Fuscopannaria dillmaniae

Scientific classification
- Domain: Eukaryota
- Kingdom: Fungi
- Division: Ascomycota
- Class: Lecanoromycetes
- Order: Peltigerales
- Family: Pannariaceae
- Genus: Fuscopannaria
- Species: F. dillmaniae
- Binomial name: Fuscopannaria dillmaniae T.Sprib. (2020)

= Fuscopannaria dillmaniae =

Species of lichen

Fuscopannaria dillmaniae is a species of lichen in the family Pannariaceae. Found in Alaska, it was described as a new species in 2020 by lichenologist Toby Spribille.

==Taxonomy==
The type specimen was collected in the Hoonah-Angoon Census Area, just outside the boundaries of Glacier Bay National Park, northwest of Gustavus. Here the lichen was discovered growing on the bark of Alnus viridis subsp. crispa.

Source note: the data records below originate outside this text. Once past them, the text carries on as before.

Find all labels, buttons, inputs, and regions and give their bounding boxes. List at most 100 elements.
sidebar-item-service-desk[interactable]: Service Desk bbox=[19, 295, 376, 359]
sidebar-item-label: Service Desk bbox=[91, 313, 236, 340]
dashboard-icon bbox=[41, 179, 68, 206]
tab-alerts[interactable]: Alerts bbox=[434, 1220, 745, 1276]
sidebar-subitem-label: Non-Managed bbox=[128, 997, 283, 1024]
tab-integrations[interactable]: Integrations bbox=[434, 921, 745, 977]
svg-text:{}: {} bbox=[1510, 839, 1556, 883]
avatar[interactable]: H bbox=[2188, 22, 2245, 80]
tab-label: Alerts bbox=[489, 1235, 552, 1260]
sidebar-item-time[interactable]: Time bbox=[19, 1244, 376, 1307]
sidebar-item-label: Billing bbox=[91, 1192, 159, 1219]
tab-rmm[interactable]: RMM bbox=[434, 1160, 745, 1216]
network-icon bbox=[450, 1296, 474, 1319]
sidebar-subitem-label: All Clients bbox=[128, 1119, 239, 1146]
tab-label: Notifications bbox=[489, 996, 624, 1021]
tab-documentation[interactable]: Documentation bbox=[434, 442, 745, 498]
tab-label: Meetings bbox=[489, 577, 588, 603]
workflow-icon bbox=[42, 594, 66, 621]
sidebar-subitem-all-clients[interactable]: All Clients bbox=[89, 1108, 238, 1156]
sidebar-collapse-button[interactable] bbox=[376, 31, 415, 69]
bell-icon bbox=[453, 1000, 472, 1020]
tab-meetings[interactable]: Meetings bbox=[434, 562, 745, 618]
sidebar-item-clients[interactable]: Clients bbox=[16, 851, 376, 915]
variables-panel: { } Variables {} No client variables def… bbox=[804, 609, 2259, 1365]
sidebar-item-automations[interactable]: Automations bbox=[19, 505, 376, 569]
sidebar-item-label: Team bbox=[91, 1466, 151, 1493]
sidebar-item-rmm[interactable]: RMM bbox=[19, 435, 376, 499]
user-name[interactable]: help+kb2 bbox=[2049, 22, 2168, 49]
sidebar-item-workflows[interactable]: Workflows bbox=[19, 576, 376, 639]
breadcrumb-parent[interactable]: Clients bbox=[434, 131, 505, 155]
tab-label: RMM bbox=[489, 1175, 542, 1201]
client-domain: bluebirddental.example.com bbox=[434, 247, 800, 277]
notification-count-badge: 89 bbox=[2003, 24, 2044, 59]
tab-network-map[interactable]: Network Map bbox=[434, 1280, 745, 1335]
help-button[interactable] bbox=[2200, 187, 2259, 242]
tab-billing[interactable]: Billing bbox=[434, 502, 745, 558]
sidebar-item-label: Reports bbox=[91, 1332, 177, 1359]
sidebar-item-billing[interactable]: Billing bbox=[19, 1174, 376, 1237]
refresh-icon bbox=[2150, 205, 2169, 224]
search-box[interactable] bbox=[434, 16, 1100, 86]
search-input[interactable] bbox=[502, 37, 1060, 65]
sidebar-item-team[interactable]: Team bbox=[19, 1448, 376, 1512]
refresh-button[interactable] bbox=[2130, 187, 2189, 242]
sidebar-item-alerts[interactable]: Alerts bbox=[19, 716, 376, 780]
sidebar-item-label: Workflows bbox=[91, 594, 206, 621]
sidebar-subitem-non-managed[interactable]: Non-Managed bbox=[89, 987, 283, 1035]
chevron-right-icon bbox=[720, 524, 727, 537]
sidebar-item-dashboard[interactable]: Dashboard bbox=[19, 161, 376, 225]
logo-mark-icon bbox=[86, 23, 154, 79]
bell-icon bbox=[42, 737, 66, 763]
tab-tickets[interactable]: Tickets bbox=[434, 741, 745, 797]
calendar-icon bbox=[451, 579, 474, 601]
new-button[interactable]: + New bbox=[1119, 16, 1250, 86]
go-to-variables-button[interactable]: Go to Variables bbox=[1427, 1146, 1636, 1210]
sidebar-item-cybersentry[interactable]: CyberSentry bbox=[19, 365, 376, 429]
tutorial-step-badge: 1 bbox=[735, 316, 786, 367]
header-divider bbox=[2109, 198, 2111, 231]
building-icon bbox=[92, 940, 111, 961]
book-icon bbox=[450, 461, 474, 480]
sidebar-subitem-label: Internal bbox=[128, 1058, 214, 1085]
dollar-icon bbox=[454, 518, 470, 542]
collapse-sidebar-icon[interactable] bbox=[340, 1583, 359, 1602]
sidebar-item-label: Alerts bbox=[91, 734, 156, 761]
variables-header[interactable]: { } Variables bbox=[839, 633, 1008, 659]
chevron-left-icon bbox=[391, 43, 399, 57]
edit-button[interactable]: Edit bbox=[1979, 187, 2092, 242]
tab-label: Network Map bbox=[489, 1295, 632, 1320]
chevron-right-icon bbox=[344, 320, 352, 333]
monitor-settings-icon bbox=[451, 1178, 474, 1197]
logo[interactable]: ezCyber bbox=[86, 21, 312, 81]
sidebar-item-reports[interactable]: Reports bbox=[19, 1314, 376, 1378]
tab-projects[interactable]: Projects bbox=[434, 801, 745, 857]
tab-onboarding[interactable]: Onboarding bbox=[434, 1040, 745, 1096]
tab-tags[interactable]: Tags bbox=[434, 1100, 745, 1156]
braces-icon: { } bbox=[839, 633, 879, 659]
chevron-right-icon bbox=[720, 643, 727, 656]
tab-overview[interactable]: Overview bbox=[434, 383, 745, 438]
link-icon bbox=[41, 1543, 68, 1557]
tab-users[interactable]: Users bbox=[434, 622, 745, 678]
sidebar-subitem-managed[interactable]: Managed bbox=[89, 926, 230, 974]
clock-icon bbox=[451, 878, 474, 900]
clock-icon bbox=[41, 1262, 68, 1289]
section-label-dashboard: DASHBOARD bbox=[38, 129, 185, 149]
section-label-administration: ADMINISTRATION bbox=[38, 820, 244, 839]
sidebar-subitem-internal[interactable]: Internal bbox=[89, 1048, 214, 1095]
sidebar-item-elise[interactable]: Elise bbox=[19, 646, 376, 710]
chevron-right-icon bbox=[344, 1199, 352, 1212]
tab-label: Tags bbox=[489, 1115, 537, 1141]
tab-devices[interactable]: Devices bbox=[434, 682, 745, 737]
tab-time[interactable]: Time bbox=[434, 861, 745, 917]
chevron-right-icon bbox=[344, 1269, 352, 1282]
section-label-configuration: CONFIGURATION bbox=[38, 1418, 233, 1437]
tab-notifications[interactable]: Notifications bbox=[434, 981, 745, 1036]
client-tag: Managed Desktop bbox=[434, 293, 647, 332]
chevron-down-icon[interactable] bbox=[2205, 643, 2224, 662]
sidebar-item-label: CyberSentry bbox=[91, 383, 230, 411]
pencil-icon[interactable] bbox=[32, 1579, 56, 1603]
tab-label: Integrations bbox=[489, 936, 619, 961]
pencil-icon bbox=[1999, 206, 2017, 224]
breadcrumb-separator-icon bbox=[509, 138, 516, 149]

The specific epithet dillmaniae honors Karen Dillman, an ecologist with the United States Forest Service, for her "outstanding contributions ... in documenting the lichen biota of south-east Alaska".

==Description==
The thallus of the lichen comprises olivaceous-brown, corticate, isidioid granules measuring 20–50 μm in diameter. The granules rest on a black hypothallus that contains Nostoc-like cyanobacterial cells tightly packed with fungal hyphae, and sheathed in a gelatinous cortex-like layer. The ascomata are in the form of an apothecium; they are round with a diameter of 0.4–0.9 mm and have a flat to convex reddish-brown to dark reddish-brown disc. The ascospores are simple, broadly ellipsoid in shape, and typically measure about 16 by 8.0–9.5 μm. The lichen does not make any positive reactions with standard lichen spot tests, and no lichen substances were detected using thin-layer chromatography.

==Habitat and distribution==
Only it has only been recorded a few times from southeast Alaska, where it grows on the bark of Alnus and Populus in lowland temperate rainforests, the authors suggest that Fuscopannaria dillmaniae is more widespread in south-east Alaska than the sparse records suggest.